Jenderal berbaju hitam itu mengangkat kepala Fu Zhaoliang. Setelah diperhatikan lebih dekat, ternyata ia adalah Yang Ye.

Ternyata Yang Ye tahu bahwa cepat atau lambat ia harus kembali ke Bianliang. Karena itu, selama berada di Yunzhou, ia telah melatih sejumlah prajurit baru menurut sistem Pasukan Kavaleri Pengawal. Setelah menerima titah yang dibawa Murong Defeng, ia meninggalkan sebagian prajurit veteran, lalu memimpin para pemuda dan pasukan baru bergegas siang malam menuju Bianliang.

Tak disangka, di tengah perjalanan ia justru bertemu dengan Fu Zhaoliang yang mengangkat pasukan untuk menyelamatkan Fu Yanqing.

Yang Ye kemudian berdiskusi dengan Murong Yanzhao.
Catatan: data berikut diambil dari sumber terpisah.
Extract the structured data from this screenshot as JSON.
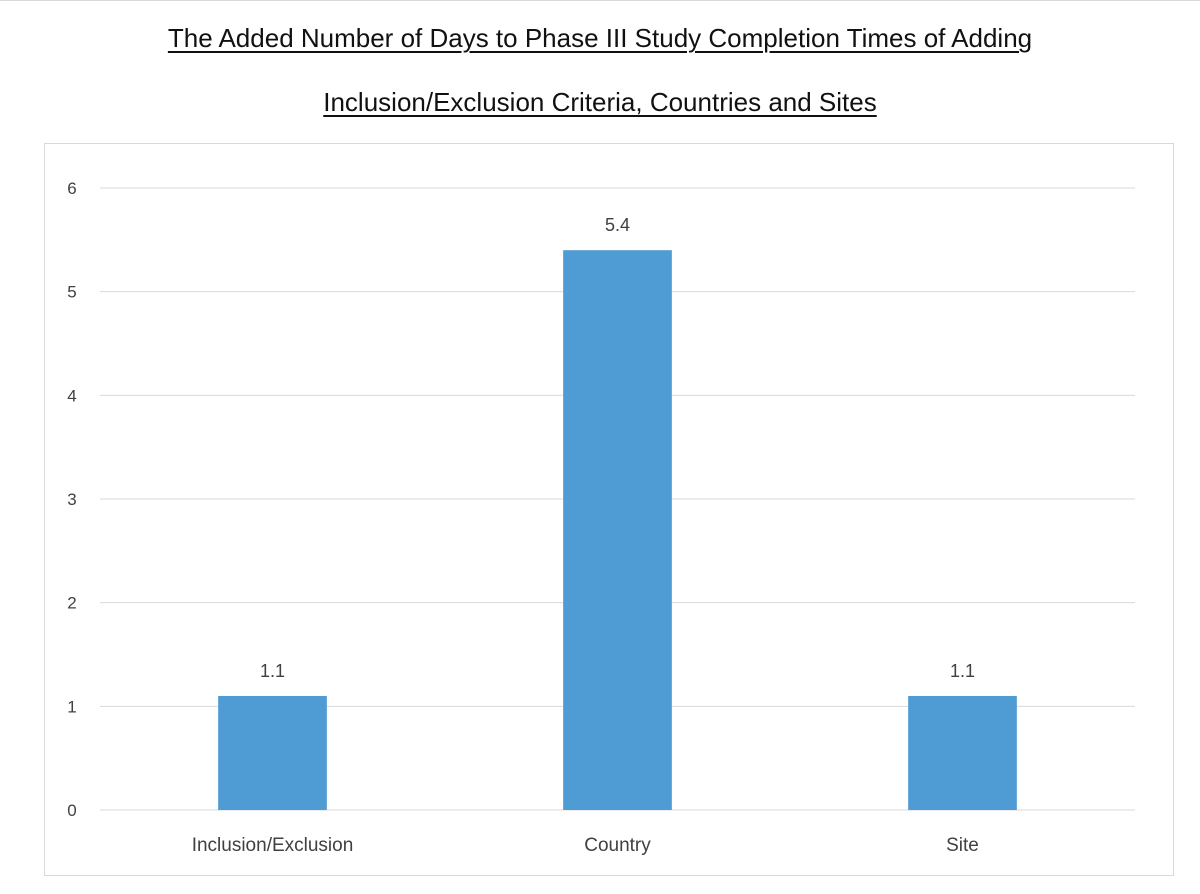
{
  "chart_data": {
    "type": "bar",
    "title_lines": [
      "The Added Number of Days to Phase III Study Completion Times of Adding",
      "Inclusion/Exclusion Criteria, Countries and Sites"
    ],
    "categories": [
      "Inclusion/Exclusion",
      "Country",
      "Site"
    ],
    "values": [
      1.1,
      5.4,
      1.1
    ],
    "data_labels": [
      "1.1",
      "5.4",
      "1.1"
    ],
    "xlabel": "",
    "ylabel": "",
    "ylim": [
      0,
      6
    ],
    "yticks": [
      0,
      1,
      2,
      3,
      4,
      5,
      6
    ],
    "grid": true,
    "legend": "none",
    "bar_color": "#4f9bd4",
    "grid_color": "#d9d9d9"
  }
}
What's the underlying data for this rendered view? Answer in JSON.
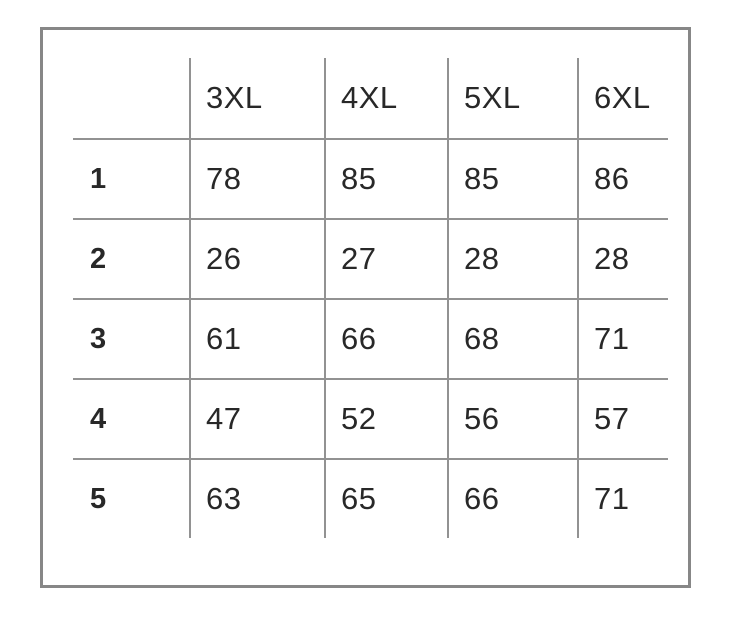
{
  "chart_data": {
    "type": "table",
    "columns": [
      "3XL",
      "4XL",
      "5XL",
      "6XL"
    ],
    "row_labels": [
      "1",
      "2",
      "3",
      "4",
      "5"
    ],
    "rows": [
      [
        78,
        85,
        85,
        86
      ],
      [
        26,
        27,
        28,
        28
      ],
      [
        61,
        66,
        68,
        71
      ],
      [
        47,
        52,
        56,
        57
      ],
      [
        63,
        65,
        66,
        71
      ]
    ],
    "layout": {
      "grid": "inner-lines-only",
      "legend": "none"
    }
  },
  "colors": {
    "frame_border": "#878787",
    "grid_line": "#929292",
    "text": "#282828",
    "background": "#ffffff"
  }
}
Untuk mencegah pasukan Da Ming melakukan tindakan yang lebih konyol—dan karena membereskan pasukan penjaga kota ini tidak akan memakan banyak waktu—mereka memutuskan untuk menumpasnya terlebih dahulu sebelum melanjutkan perjalanan ke Bianliang.

Saat itu Yang Ye mengangkat tinggi-tinggi kepala Fu Zhaoliang dan berteriak,

“Fu Zhaoliang telah tewas! Kalian masih belum mau menyerah? Kapan lagi?”

Pasukan Da Ming satu demi satu menurunkan senjata dan menyerah kepada Pasukan Kavaleri Pengawal.

Murong Defeng kemudian menjelaskan situasi kepada para prajurit Da Ming. Ia memberi tahu mereka bahwa Raja Wei di Bianliang tidak mengalami apa-apa. Fu Zhaolianglah yang berniat memberontak. Mengingat mereka hanya tertipu dan tidak mengetahui keadaan sebenarnya, perkara ini masih dapat ditutup untuk sementara dan tidak dilaporkan kepada Kaisar.

Pasukan Da Ming mengucapkan terima kasih berkali-kali. Mereka lalu kembali dengan tertib ke barak masing-masing. Demikianlah sebuah pemberontakan lenyap tanpa sempat menimbulkan akibat.